Birth-control debates increase abortions
Abortion providers should be sending fat juicy checks to the Bush administration. You know, for keeping demand high.
There’s a paradox: A purported “pro-life” administration that won’t take real steps to reduce the number of abortions in the United States.
Take, for example, the Food and Drug Administration’s recent decision to delay approving sales of over-the-counter emergency contraception last week. It’s estimated that the drug known as Plan B, if taken within 72 hours of unprotected sex, could prevent 2 million unintended pregnancies and an estimated 800,000 abortions.
The drug’s safety isn’t in question. Plan B, not to be confused with RU-486 (the abortion pill), is a concentrated dose of the same stuff that’s in birth-control pills. It was approved for sale via prescription in 1999. In 2003, two expert advisory committees voted in favor of over-the-counter sales. Their decision was overridden by those with a conservative religious agenda. The concern was that girls younger than 17 might get a hold of the stuff and then wouldn’t have to spend their eighth grade year rightfully paying for their sins, wandering pregnant around middle school.
Excuse me if I sound angry. Trust me, I’m not the only one who thinks a 16-year-old girl—even one who’s taken an abstinence pledge—should have access to birth-control pills, condoms and emergency contraception.
“Out of all the people who need it the most, [teens] do,” said Alison Gaulden, vice president of public affairs for Planned Parenthood Mar Monte. “Let’s give them credit for being sexually responsible when they realize they might have had unprotected intercourse.”
And for women over 17?
“Delaying [approval] for adult women is ludicrous,” Gaulden said.
The seeming plan to increase the number of abortions in the United States begins with an insistence that young people should not be taught about birth control.
“Good girls keep their legs crossed,” they say, then sit back while our babies absorb a media diet rich in Sex in the City. “Condoms don’t always work, so just say no.”
Like teens don’t know when you’re trying to scare them through half-truths. Just look at the failure of the ever-popular DARE (Drug & Alcohol Resistance Education) program in keeping our kids off drugs.

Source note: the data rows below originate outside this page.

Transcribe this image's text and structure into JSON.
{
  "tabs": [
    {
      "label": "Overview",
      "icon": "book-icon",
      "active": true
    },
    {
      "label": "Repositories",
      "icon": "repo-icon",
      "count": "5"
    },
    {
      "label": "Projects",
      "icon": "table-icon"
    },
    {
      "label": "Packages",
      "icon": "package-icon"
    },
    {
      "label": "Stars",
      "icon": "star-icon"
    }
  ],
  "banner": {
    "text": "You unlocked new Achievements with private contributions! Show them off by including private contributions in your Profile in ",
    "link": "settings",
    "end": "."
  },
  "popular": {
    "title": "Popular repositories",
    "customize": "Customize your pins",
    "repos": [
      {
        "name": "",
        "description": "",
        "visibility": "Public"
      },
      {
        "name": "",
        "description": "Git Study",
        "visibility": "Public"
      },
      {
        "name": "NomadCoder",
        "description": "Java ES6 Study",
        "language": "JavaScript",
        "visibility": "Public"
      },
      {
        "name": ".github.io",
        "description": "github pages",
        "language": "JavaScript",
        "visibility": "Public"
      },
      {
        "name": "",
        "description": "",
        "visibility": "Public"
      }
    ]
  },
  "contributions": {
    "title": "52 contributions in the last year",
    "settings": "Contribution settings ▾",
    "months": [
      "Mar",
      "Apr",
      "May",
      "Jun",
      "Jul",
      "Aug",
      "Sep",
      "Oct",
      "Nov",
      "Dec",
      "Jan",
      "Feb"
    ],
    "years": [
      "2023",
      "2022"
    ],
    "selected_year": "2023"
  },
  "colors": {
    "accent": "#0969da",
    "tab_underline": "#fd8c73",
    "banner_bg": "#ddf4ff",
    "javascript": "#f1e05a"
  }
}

The average woman, who wants about two kids, according to the Alan Guttmacher Institute, will spend three decades of her life using contraception. What if her contraceptive plan falls through one night, after a bit of eggnog at the Christmas party, and she and hubby forget their vow of abstinence and/or their spermicide-filled diaphragm? Wouldn’t emergency contraception be handy the morning after that fun night?
Women don’t have abortions for kicks and giggles. They are driven to the choice for lack of other options. As our nation etches away at support systems (like help with food and housing) for poor families, women are faced with the ugly “choice” of abortion or poverty. I’ve actually had discussions with right-wingers who think poor couples shouldn’t have children—but they shouldn’t have abortions, either, or have easy access to affordable birth control.
So only the affluent should have sex? That sure takes the fun out of poverty.
Gaulden suggests that there are three things women interested in reproductive freedom can do.
One, get a pre-prescription or visit Planned Parenthood’s Reno office for the morning-after pill and keep it in your medicine cabinet, just in case.
Two, call and write your legislators. Nevada Sens. Harry Reid and John Ensign claim to be pro-life, so they ought to be amenable to a plan to reduce the number of abortions in the United States.
Three, says Gaulden, “Vote to change the administration that encourages this kind of thing.”